Which brings us to the other example in the very same interview in which Lawrence labels herself as a “slutty power lesbian.” Her response to a question about her style reads:
‘Slutty power lesbian.’ That is literally what I say to a stylist. I don’t know if that’s offensive… Well, first of all, Dior is its own house that’s very feminine and beautiful; this past press tour every dress was just phenomenal. So you don’t see me as a slutty power lesbian on the red carpet a lot, because I’m embodying the Dior woman, which is an honor.
To which we all kind of responded… huh? It just seems like such a strange, off-color thing to say. A person’s sexual preference isn’t a style. That’s borderline offensive. But I could see where she was trying to go with what she was saying, it just kind of… fell flat.

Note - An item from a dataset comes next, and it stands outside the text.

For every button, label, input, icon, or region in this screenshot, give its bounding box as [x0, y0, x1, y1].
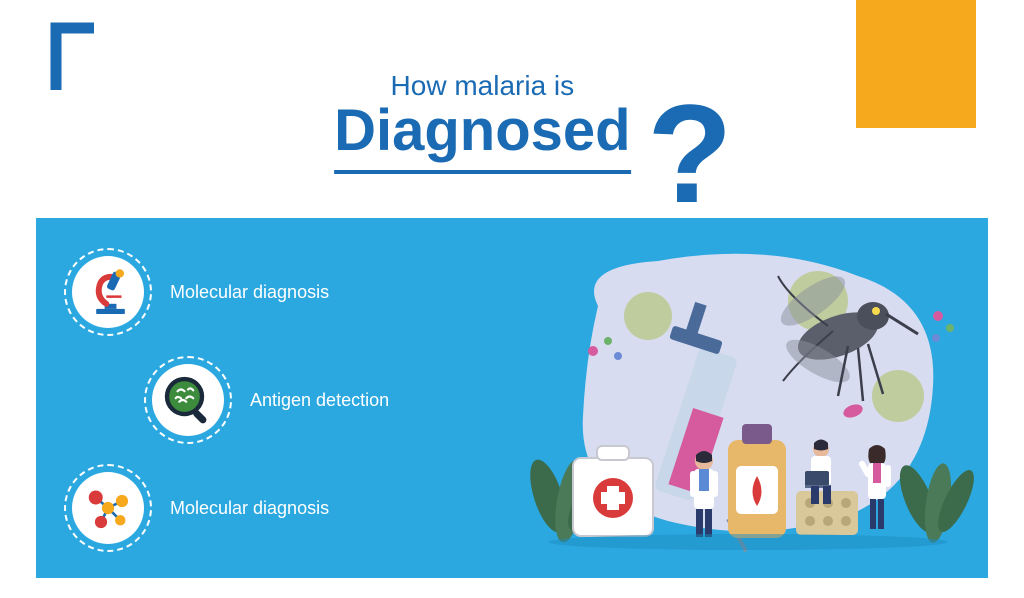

And to be honest, I think that’s okay with Lawrence. As one of our own editors pointed out, she’s a young woman who’s figuring out a lot of things very vocally and very publicly. She has plenty to say that’s well thought out and measured, as well as plenty of things that aren’t so much, which earns her that “no filter” descriptor.
I’m really trying hard not to tone police or suggest that she should speak differently. She’s absolutely free to be that no filter icon that she seems to absolutely love being, and frankly, I have so much respect for her for being able to do that on such a public stage. It’s just that whenever anyone toes the line like that with a joke or comment that falls flat, it’s a reason for pause, to wonder why someone said what they said.
Despite what I might say here, JLaw will continue to be JLaw, and she’ll keep saying the thing she does until she doesn’t. Sure, it’d be nice to not have to worry about possible problematic implications, but growth has to happen somewhere, doesn’t it?